June 5, 2014

Taylor running as “common man” candidate in District 5

Fort Mill building inspector Marty Taylor calls himself the “common man” candidate for York County Council District 5 residents and pledges to inject “humility” into a council known for disagreement and heated debate.

Fort Mill building inspector Marty Taylor calls himself the “common man” candidate for York County Council District 5 residents and pledges to inject “humility” into a council known for disagreement and heated debate.

Taylor, a Fort Mill native, is running on a campaign targeted at increasing political participation in the district – including local district forums, increased transparency of council voting records, and an online polling system to survey residents of proposed council action items.

Like his opponent Christi Cox – a Rock Hill lawyer he faces in Tuesday’s GOP primary – Taylor supports additional funding for road maintenance as the number one priority for the district.

Taylor and Cox face no incumbent or Democratic opponents – meaning the successor to outgoing councilman Curwood Chappell’s seat will be determined next week.

“I am in general a no-tax or low-tax kind of candidate,” said Taylor. But, he said, he does favor an additional sales tax for road maintenance. Poor road conditions and decaying infrastructure was the top issue raised by residents throughout the district, Taylor said.

The county’s “Pennies for Progress” road-improvement program uses a 1-cent added sales tax for new road construction, but additional state legislation is needed for maintenance to be legally funded.

The former businessman said he is focused on ramping up the total amount of industrial space allotted for commercial venues as his top countywide priority.

Taylor noted the growing scarcity of suitable space with less than 1,500 acres remaining for commercial development.

“To me that’s scary, that should be our number one priority,” said Taylor. “We need to get focused on managing growth.”

In recent rezonings, the council has faced several contentious requests, including the approval of a conditional zoning tool as a way to balance existing residential neighborhoods with increased development.

“I’m not a fan of slowing growth, I am a fan of smart growth including more commercial,” said Taylor, explaining that commercial development contributes to the county tax base, reducing the need for tax increases.

“I am the taxpayer that feels the pain of those taxes regularly,” he said.

While Taylor isn’t against raising property taxes, he wants increases to be done “in a sensible fashion” that gives taxpayers time to adjust. Taylor said he’d prefer to reduce costs rather than raise taxes.
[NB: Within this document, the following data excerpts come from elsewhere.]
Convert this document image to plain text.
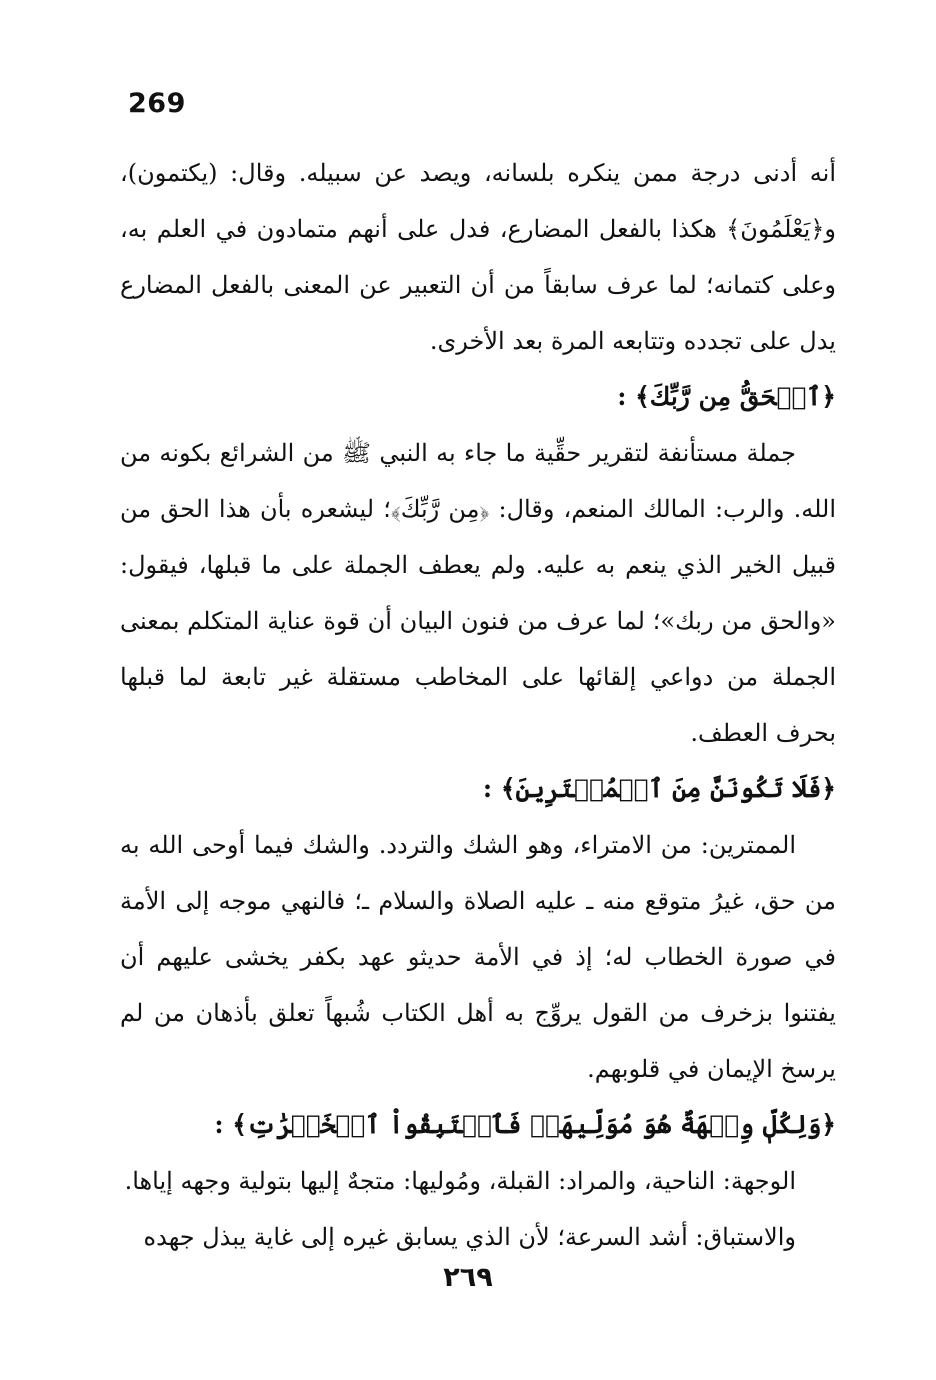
269

أنه أدنى درجة ممن ينكره بلسانه، ويصد عن سبيله. وقال: (يكتمون)، و﴿يَعْلَمُونَ﴾ هكذا بالفعل المضارع، فدل على أنهم متمادون في العلم به، وعلى كتمانه؛ لما عرف سابقاً من أن التعبير عن المعنى بالفعل المضارع يدل على تجدده وتتابعه المرة بعد الأخرى.

﴿ٱلۡحَقُّ مِن رَّبِّكَ﴾ :

جملة مستأنفة لتقرير حقِّية ما جاء به النبي ﷺ من الشرائع بكونه من الله. والرب: المالك المنعم، وقال: ﴿مِن رَّبِّكَ﴾؛ ليشعره بأن هذا الحق من قبيل الخير الذي ينعم به عليه. ولم يعطف الجملة على ما قبلها، فيقول: «والحق من ربك»؛ لما عرف من فنون البيان أن قوة عناية المتكلم بمعنى الجملة من دواعي إلقائها على المخاطب مستقلة غير تابعة لما قبلها بحرف العطف.

﴿فَلَا تَكُونَنَّ مِنَ ٱلۡمُمۡتَرِينَ﴾ :

الممترين: من الامتراء، وهو الشك والتردد. والشك فيما أوحى الله به من حق، غيرُ متوقع منه ـ عليه الصلاة والسلام ـ؛ فالنهي موجه إلى الأمة في صورة الخطاب له؛ إذ في الأمة حديثو عهد بكفر يخشى عليهم أن يفتنوا بزخرف من القول يروِّج به أهل الكتاب شُبهاً تعلق بأذهان من لم يرسخ الإيمان في قلوبهم.

﴿وَلِكُلّٖ وِجۡهَةٌ هُوَ مُوَلِّيهَاۖ فَٱسۡتَبِقُواْ ٱلۡخَيۡرَٰتِ﴾ :

الوجهة: الناحية، والمراد: القبلة، ومُوليها: متجهٌ إليها بتولية وجهه إياها.

والاستباق: أشد السرعة؛ لأن الذي يسابق غيره إلى غاية يبذل جهده

٢٦٩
Taylor said he supports a more equitable distribution of hospitality tax dollars – a topic of debate among council members.

“If I were to have my choice, it would have never been created,” Taylor said of the hospitality tax, which levies tax dollars from businesses in the county’s unincorporated areas to fund tourism-related events and operations.

He called the tax a perfect example of lack of foresight by previous council members who didn’t specify how the funds should be spent, leading to “negative discussion.”

Taylor reserved his take on the county’s decreased ability to fund capital improvements, citing a belief that council members should be fully aware of all items before voting on them and not simply rely on staff recommendations to set the course.

“I vow to be fully researched on every topic,” he said. “As much as I respect (county) staff, I think council’s obligation is to go a step further.”

Outgoing councilman Chappell, who has held the seat for 22 years and passed up an opportunity at a re-election bid to endorse Cox in his place, had previously said during a council meeting that he did not read agenda packets prepared for him by staff. Chappell noted he relies instead on hearing directly from district residents on how he should vote.

“I bring the fact that I’m not too proud to do anything to better the community,” said Taylor, who said that overall low political participation in the district often means a few active residents will contact council members or attend public hearings. “The decisions York County Council make affect all of us.”